As bombs ripped through three Tube trains and a bus on Thursday, killing scores of people, the markets tumbled. At one point the FTSE 100 was down over 200 points, but it rallied to close just 71.3 lower on the day. The iconic index rose 73.9 on Friday, putting us back in positive territory, and it would have been more but for Diageo's profit warning.
Cynicism or pragmatism or the Blitz spirit, showing the British cannot be cowed by terrorists? Well, it wasn't really any of those. It was, though, an indication of the strength in depth of the UK economy - and the way in which the world has become so used to terrorism that it has a well-worn mechanism for washing the economic effects out of its hair.
It took New York an estimated 18 months to regain financial equilibrium after the 11 September attacks - which were, let's face it, many times worse than Thursday's bombings. The US economy was already on the slide because of the end of the dot-com boom, and would be rocked more by the Enron and the WorldCom scandals than by the actions of al-Qa'ida. Yet by 2004, the US consumer had put the economy back on track and even $60-a-barrel oil - putting petrol near the unheard-of $3-a-US gallon level - combined with a massive bill for the Iraq war has not blown it off course.
In Spain, the economic backwash from the Madrid bombings was barely noticed. This may be because the country, like the UK, is unfortunately inured to the effects of terrorist action - due to the decades-long campaign by Basque separatists Eta. But it was also because the direct costs of the bombings - in infrastructure rebuilding, compensation for victims and loss of earnings from those who died - can be overcome if workers, shoppers and tourists return to their normal routine in fairly short order.
In London, the evidence that workers will shrug off this attack, at least outwardly, is already there to be seen. Sure the roads, Tubes and buses were quiet on Friday, but that was because the disruption on Thursday encouraged many companies to let people work from home. And work they did. Few saw terrorism as an excuse to skive. Those who had to take the day off did so because two London boroughs closed their schools on Friday.
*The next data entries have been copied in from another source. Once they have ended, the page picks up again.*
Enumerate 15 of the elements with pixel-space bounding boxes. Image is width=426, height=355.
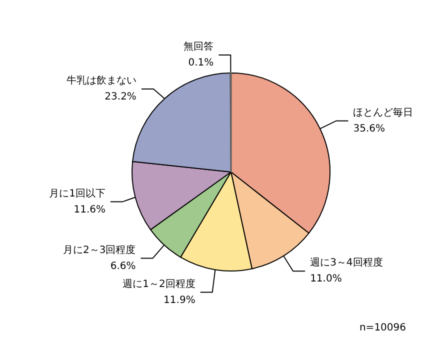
slice-label: 週に3～4回程度 — [310, 256, 383, 269]
data-label: 35.6% — [353, 123, 386, 134]
data-label: 11.6% — [74, 204, 106, 216]
slice-label: 牛乳は飲まない — [66, 74, 136, 86]
slice-label: 月に2～3回程度 — [63, 244, 136, 256]
slice-label: 月に1回以下 — [49, 187, 106, 200]
text: n=10096 — [359, 322, 406, 334]
data-label: 23.2% — [104, 92, 136, 102]
data-label: 0.1% — [188, 58, 214, 68]
data-label: 11.9% — [164, 294, 196, 306]
data-label: 11.0% — [310, 274, 342, 285]
slice-label: 週に1～2回程度 — [122, 278, 196, 290]
slice-label: ほとんど毎日 — [353, 106, 414, 118]
data-label: 6.6% — [110, 260, 136, 272]
slice-label: 無回答 — [184, 40, 214, 52]
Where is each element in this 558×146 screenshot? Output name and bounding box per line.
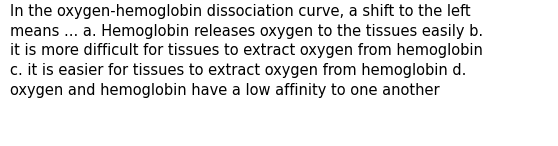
- Text: In the oxygen-hemoglobin dissociation curve, a shift to the left
means ... a. He: In the oxygen-hemoglobin dissociation cu…: [10, 4, 483, 98]
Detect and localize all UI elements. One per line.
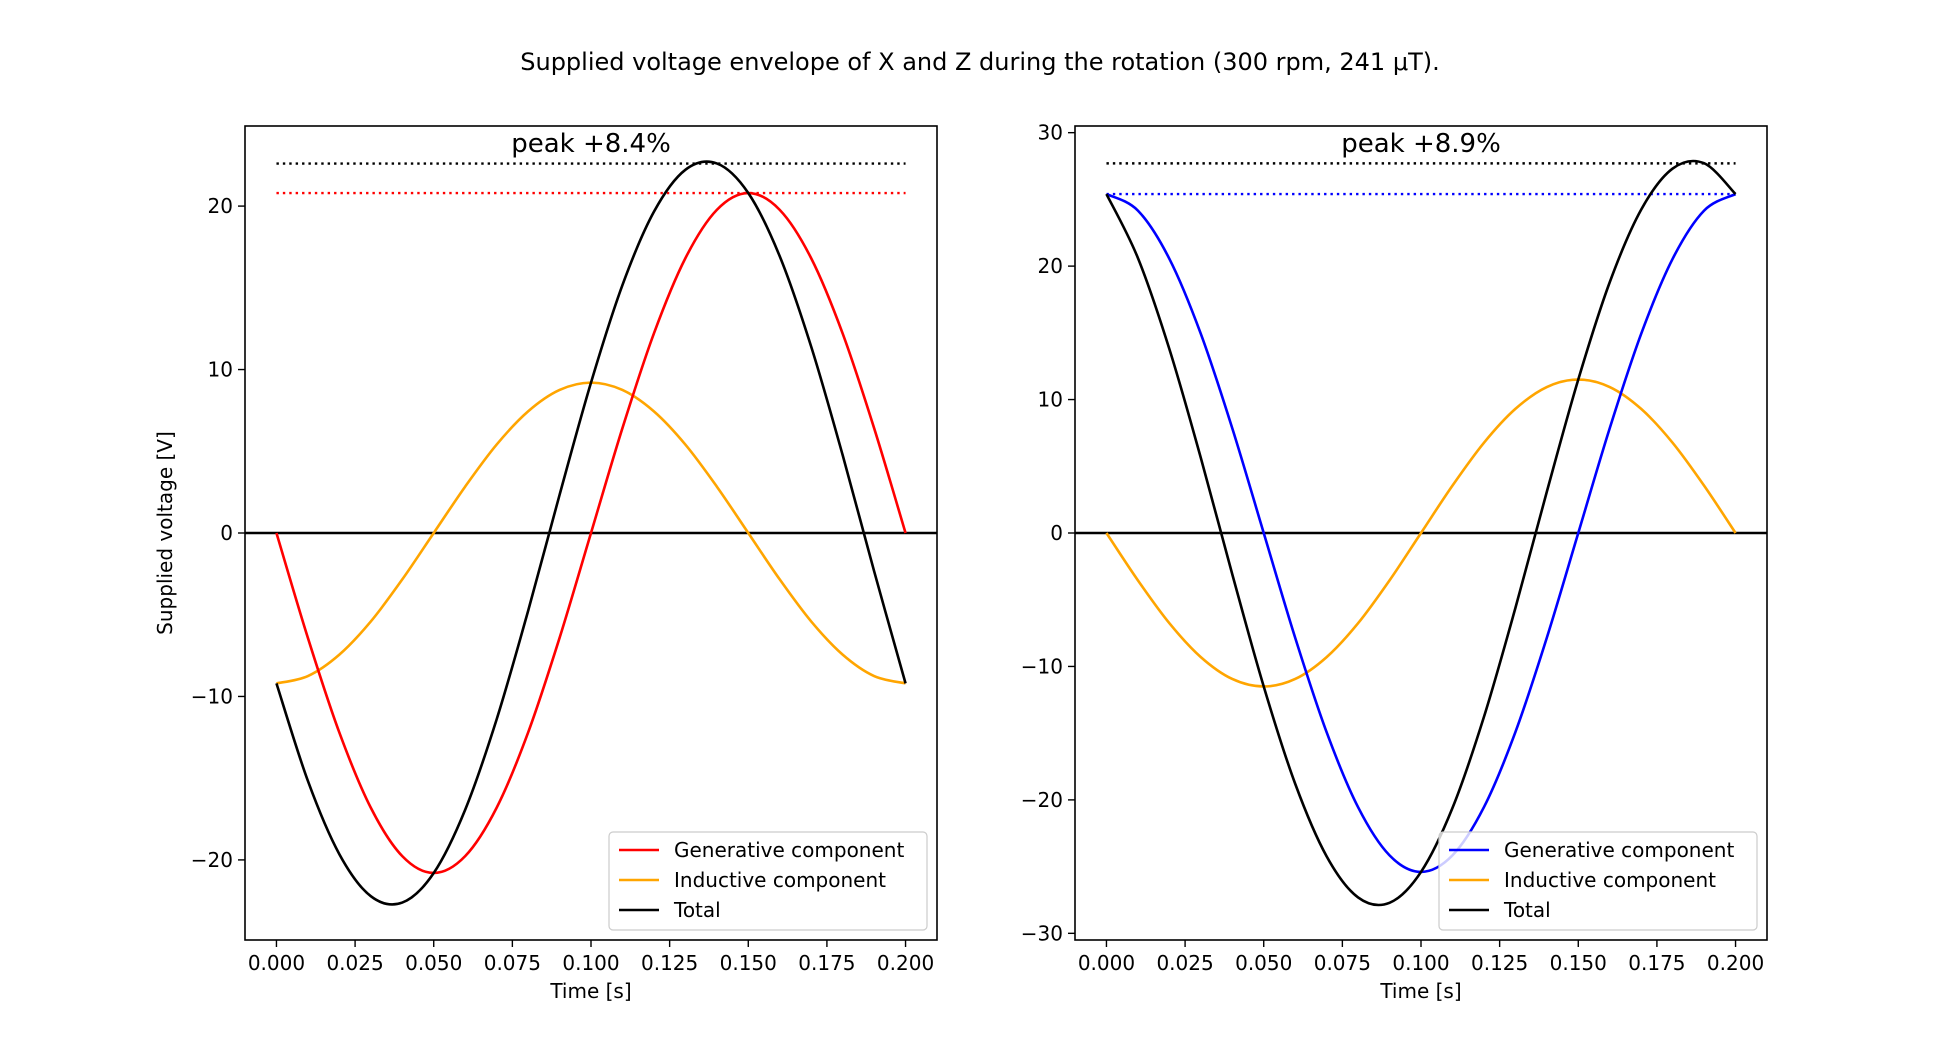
legend: Generative component Inductive component T… xyxy=(608,831,928,931)
x-tick-label: 0.200 xyxy=(1707,951,1764,975)
legend-label: Generative component xyxy=(1504,838,1734,862)
series-line-inductive-component xyxy=(1105,378,1737,688)
x-tick-label: 0.000 xyxy=(1078,951,1135,975)
plot-area xyxy=(245,160,937,906)
x-tick-label: 0.175 xyxy=(1628,951,1685,975)
x-tick-label: 0.075 xyxy=(1314,951,1371,975)
y-tick-label: 0 xyxy=(220,521,233,545)
y-tick-label: −20 xyxy=(1021,788,1063,812)
legend-box xyxy=(1438,831,1758,931)
series-line-total xyxy=(275,160,907,906)
peak-annotation: peak +8.4% xyxy=(511,129,671,159)
y-tick-label: 0 xyxy=(1050,521,1063,545)
y-tick-label: −20 xyxy=(191,848,233,872)
plot-area xyxy=(1075,159,1767,907)
y-tick-label: 20 xyxy=(1038,254,1063,278)
x-axis-label: Time [s] xyxy=(1379,979,1461,1003)
y-tick-label: 20 xyxy=(208,194,233,218)
peak-annotation: peak +8.9% xyxy=(1341,129,1501,159)
y-axis-label: Supplied voltage [V] xyxy=(153,431,177,635)
x-tick-label: 0.025 xyxy=(326,951,383,975)
left-panel: 0.000 0.025 0.050 0.075 0.100 0.125 0.150 0.175… xyxy=(153,125,938,1003)
x-tick-label: 0.075 xyxy=(484,951,541,975)
legend-label: Inductive component xyxy=(674,868,886,892)
legend: Generative component Inductive component T… xyxy=(1438,831,1758,931)
legend-label: Total xyxy=(1503,898,1551,922)
y-tick-label: −10 xyxy=(1021,654,1063,678)
y-tick-label: −30 xyxy=(1021,921,1063,945)
y-tick-label: 10 xyxy=(1038,388,1063,412)
y-tick-label: 10 xyxy=(208,358,233,382)
x-tick-label: 0.150 xyxy=(720,951,777,975)
x-tick-label: 0.200 xyxy=(877,951,934,975)
x-axis-label: Time [s] xyxy=(549,979,631,1003)
x-tick-label: 0.100 xyxy=(562,951,619,975)
series-line-generative-component xyxy=(275,191,907,875)
x-tick-label: 0.125 xyxy=(641,951,698,975)
x-tick-label: 0.050 xyxy=(405,951,462,975)
series-line-total xyxy=(1105,159,1737,907)
legend-label: Total xyxy=(673,898,721,922)
x-tick-label: 0.025 xyxy=(1156,951,1213,975)
legend-label: Generative component xyxy=(674,838,904,862)
legend-box xyxy=(608,831,928,931)
x-tick-label: 0.175 xyxy=(798,951,855,975)
legend-label: Inductive component xyxy=(1504,868,1716,892)
x-tick-label: 0.050 xyxy=(1235,951,1292,975)
x-tick-label: 0.100 xyxy=(1392,951,1449,975)
x-tick-label: 0.150 xyxy=(1550,951,1607,975)
figure-title: Supplied voltage envelope of X and Z dur… xyxy=(520,48,1440,76)
x-tick-label: 0.125 xyxy=(1471,951,1528,975)
y-tick-label: −10 xyxy=(191,684,233,708)
x-tick-label: 0.000 xyxy=(248,951,305,975)
y-tick-label: 30 xyxy=(1038,121,1063,145)
right-panel: 0.000 0.025 0.050 0.075 0.100 0.125 0.150 0.175… xyxy=(1021,121,1768,1003)
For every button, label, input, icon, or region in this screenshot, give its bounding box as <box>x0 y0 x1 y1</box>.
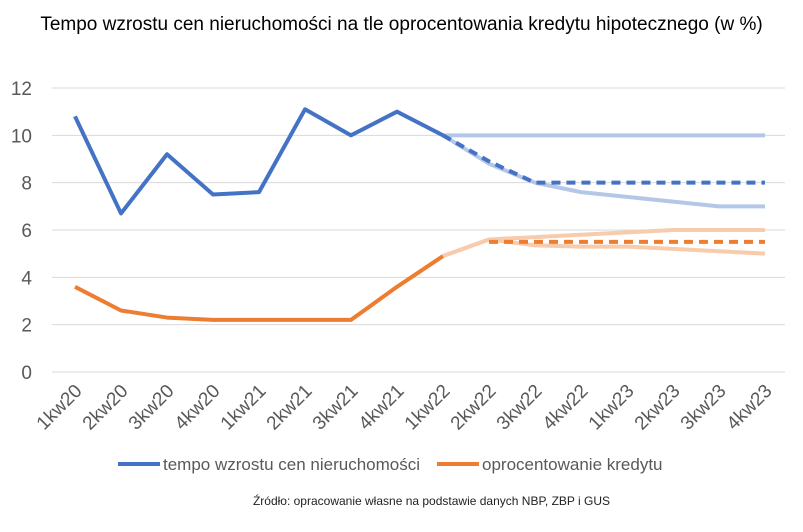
x-tick-label: 4kw23 <box>723 381 777 435</box>
x-tick-label: 3kw22 <box>493 381 547 435</box>
x-tick-label: 3kw20 <box>125 381 179 435</box>
x-tick-label: 1kw22 <box>401 381 455 435</box>
x-tick-label: 4kw22 <box>539 381 593 435</box>
x-tick-label: 2kw23 <box>631 381 685 435</box>
x-tick-label: 3kw21 <box>309 381 363 435</box>
y-tick-label: 4 <box>21 268 32 289</box>
series-line-2 <box>441 133 765 209</box>
y-tick-label: 2 <box>21 316 32 337</box>
y-tick-label: 10 <box>11 126 32 147</box>
x-tick-label: 4kw20 <box>171 381 225 435</box>
y-tick-label: 0 <box>21 363 32 384</box>
x-tick-label: 2kw21 <box>263 381 317 435</box>
x-tick-label: 3kw23 <box>677 381 731 435</box>
series-line-3 <box>442 133 765 185</box>
x-tick-label: 1kw21 <box>217 381 271 435</box>
x-tick-label: 1kw20 <box>33 381 87 435</box>
chart-title: Tempo wzrostu cen nieruchomości na tle o… <box>40 14 763 35</box>
legend-label: tempo wzrostu cen nieruchomości <box>163 455 420 474</box>
series-line-0 <box>73 107 444 216</box>
y-tick-label: 12 <box>11 79 32 100</box>
y-tick-label: 6 <box>21 221 32 242</box>
source-note: Źródło: opracowanie własne na podstawie … <box>252 494 611 508</box>
x-tick-label: 2kw22 <box>447 381 501 435</box>
x-tick-label: 4kw21 <box>355 381 409 435</box>
series-line-4 <box>74 254 445 322</box>
x-tick-label: 1kw23 <box>585 381 639 435</box>
y-tick-label: 8 <box>21 174 32 195</box>
x-tick-label: 2kw20 <box>79 381 133 435</box>
legend-label: oprocentowanie kredytu <box>482 455 663 474</box>
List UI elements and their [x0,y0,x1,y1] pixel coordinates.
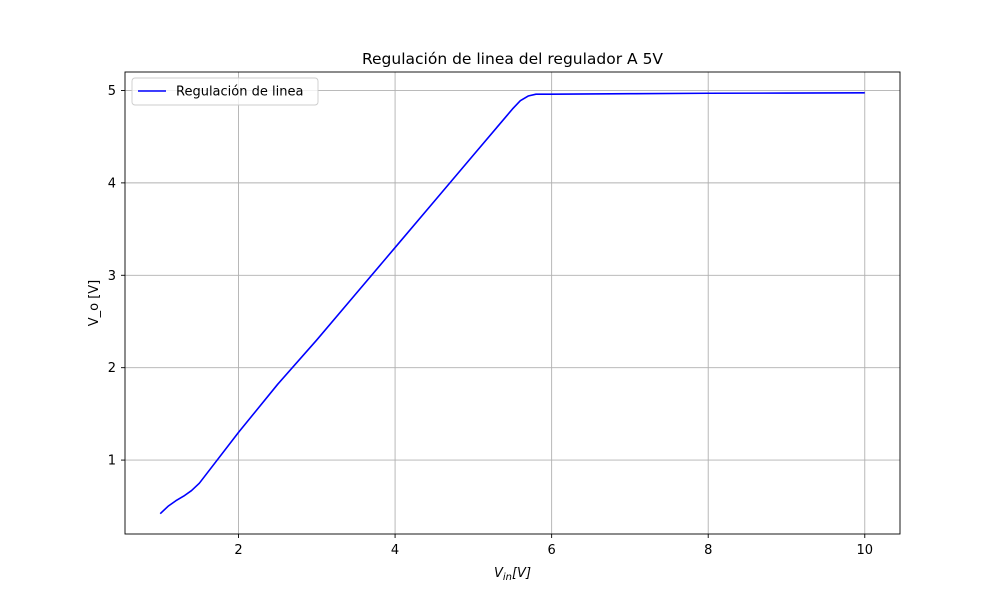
x-axis-title-base: V [494,566,504,581]
legend: Regulación de linea [131,77,319,106]
y-axis-title: V_o [V] [87,280,102,327]
chart-title: Regulación de linea del regulador A 5V [362,50,663,68]
series-line [159,91,865,515]
x-axis-title: Vin[V] [494,566,531,583]
x-tick-label: 6 [548,543,556,558]
legend-label: Regulación de linea [176,85,303,100]
x-tick-label: 4 [391,543,399,558]
x-tick-label: 10 [856,543,873,558]
y-tick-label: 2 [108,361,116,376]
grid [125,72,900,534]
x-axis-title-subscript: in [503,572,512,583]
x-tick-label: 8 [704,543,712,558]
series-layer [159,91,865,515]
plot-frame [124,71,901,535]
y-tick-label: 3 [108,269,116,284]
legend-box [131,77,319,106]
y-tick-label: 1 [108,454,116,469]
y-tick-label: 4 [108,176,116,191]
x-axis-title-unit: [V] [512,566,531,581]
x-tick-label: 2 [234,543,242,558]
y-tick-label: 5 [108,84,116,99]
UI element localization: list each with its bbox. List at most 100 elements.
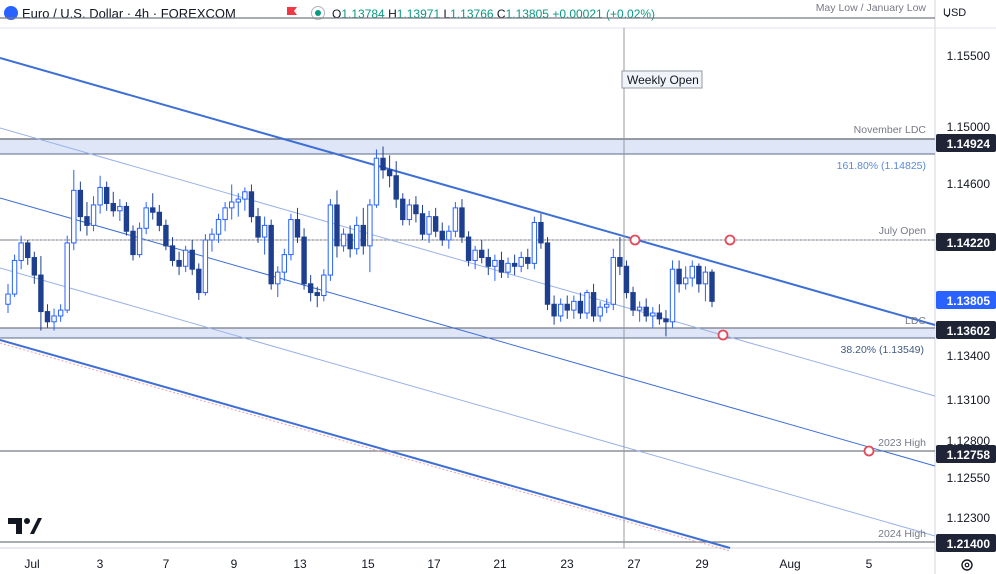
candle-body [386, 169, 393, 177]
candle-body [426, 216, 432, 235]
symbol-title[interactable]: Euro / U.S. Dollar · 4h · FOREXCOM [22, 6, 236, 21]
candle-body [354, 224, 360, 250]
candle-body [117, 205, 123, 212]
level-marker [724, 234, 736, 246]
candle-body [400, 198, 406, 221]
candle-body [196, 268, 202, 294]
price-tick-label: 1.14600 [947, 177, 991, 191]
candle-body [123, 205, 130, 232]
price-tick-label: 1.13400 [947, 349, 991, 363]
candle-body [215, 219, 222, 235]
candle-body [360, 224, 366, 247]
candle-body [268, 224, 274, 285]
candle-body [380, 157, 386, 171]
candle-body [314, 292, 320, 296]
price-tick-label: 1.12300 [947, 511, 991, 525]
price-tag: 1.12758 [947, 448, 991, 462]
candle-body [64, 242, 70, 311]
price-tag: 1.13805 [947, 294, 991, 308]
candle-body [577, 300, 584, 314]
candle-body [77, 189, 84, 218]
candle-body [656, 312, 663, 320]
visibility-icon[interactable] [311, 6, 325, 20]
flag-icon[interactable] [287, 7, 297, 19]
candle-body [696, 265, 702, 285]
candle-body [38, 274, 44, 313]
candle-body [413, 204, 419, 215]
weekly-open-label-box [621, 70, 703, 89]
candle-body [176, 259, 182, 267]
tradingview-logo[interactable] [8, 516, 42, 534]
candle-body [222, 207, 228, 221]
candle-body [136, 227, 143, 256]
price-tag: 1.21400 [947, 537, 991, 551]
time-tick-label: 9 [231, 557, 238, 571]
gear-icon[interactable] [960, 558, 974, 572]
time-tick-label: 15 [361, 557, 375, 571]
candle-body [288, 219, 294, 256]
candle-body [702, 271, 709, 285]
candle-body [630, 292, 636, 311]
chevron-down-icon: ⌄ [943, 8, 953, 20]
level-label: July Open [879, 225, 926, 237]
candle-body [538, 221, 544, 244]
candle-body [261, 224, 268, 238]
candle-body [485, 257, 491, 267]
candle-body [202, 239, 209, 294]
candle-body [143, 207, 149, 229]
candle-body [301, 236, 307, 285]
candle-body [327, 204, 334, 276]
price-tick-label: 1.15500 [947, 49, 991, 63]
price-tag: 1.13602 [947, 324, 991, 338]
weekly-open-label: Weekly Open [627, 73, 699, 87]
time-tick-label: 21 [493, 557, 507, 571]
candle-body [347, 233, 353, 250]
candle-body [334, 204, 340, 247]
candle-body [590, 292, 597, 317]
time-tick-label: 17 [427, 557, 441, 571]
price-tag-bg [936, 233, 996, 251]
candle-body [551, 303, 557, 317]
candle-body [255, 216, 261, 238]
level-label: 2024 High [878, 528, 926, 540]
candle-body [564, 303, 570, 311]
candle-body [18, 242, 24, 261]
candle-body [307, 283, 314, 294]
currency-label: USD [943, 7, 967, 19]
candle-body [367, 204, 373, 247]
candle-body [709, 271, 715, 302]
price-tick-label: 1.12800 [947, 434, 991, 448]
candle-body [163, 224, 169, 247]
candle-body [209, 233, 215, 241]
currency-selector[interactable]: USD ⌄ [935, 0, 996, 28]
price-tick-label: 1.15000 [947, 120, 991, 134]
candle-body [71, 189, 77, 244]
candle-body [682, 277, 689, 285]
candle-body [650, 312, 656, 317]
time-tick-label: 23 [560, 557, 574, 571]
candle-body [511, 262, 518, 267]
level-label: May Low / January Low [816, 2, 927, 14]
candle-body [459, 207, 465, 238]
level-marker [717, 329, 729, 341]
candle-body [182, 249, 189, 267]
candle-body [663, 318, 669, 323]
candle-body [623, 265, 630, 294]
channel-upper [0, 57, 936, 326]
candle-body [557, 303, 564, 317]
candle-body [498, 259, 505, 273]
channel-lower-shadow [0, 342, 731, 552]
candle-body [97, 186, 103, 206]
price-tag-bg [936, 534, 996, 552]
time-tick-label: 13 [293, 557, 307, 571]
candle-body [44, 311, 51, 323]
candle-body [492, 259, 498, 267]
zone-november-ldc [0, 139, 935, 154]
candle-body [340, 233, 347, 247]
channel-lower [0, 339, 731, 549]
channel-inner-upper [0, 127, 936, 397]
price-tag: 1.14924 [947, 137, 991, 151]
candle-body [321, 274, 327, 296]
candle-body [294, 219, 301, 238]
Tourists are a big factor in London. It welcomed 13.5 million last year, out of 28 million who came to the UK for their holidays. Of these, 70 per cent are from continental Europe. It is predicted that hardly any of them will be put off travelling to London.
Of the rest, just over half are from the US, where the short-term advice is not to travel to central London, though that will soon change. US tourist numbers will be down for some time, though looking at past patterns in Madrid, Istanbul and Bali (there is a depressing track record), the levels will be back to normal within a year.
Most of the slack will be taken up by the growing number of tourists from Asia, where changes in visa restrictions are bringing in thousands of newly affluent Chinese to the UK. The great thing about the Chinese is that they love branded goods and love to shop. And don't the shops need them.
Central London's stores have been hit by the congestion charge (which went up from £5 to £8 last week), the economic slowdown and now terrorism. Although consumption in general should not be hit by Thursday's events, it will make the choice between a trip to Bluewater and a schlep down Oxford Street a no-brainer.
Overall, economists are factoring no change in the UK's prospects as a result of Thursday. If anything, it should be positive, as it will copper-bottom next month's decision to cut interest rates and lead to the cost of borrowing coming down faster than it might have otherwise.
In the economic war, al-Qa'ida lost.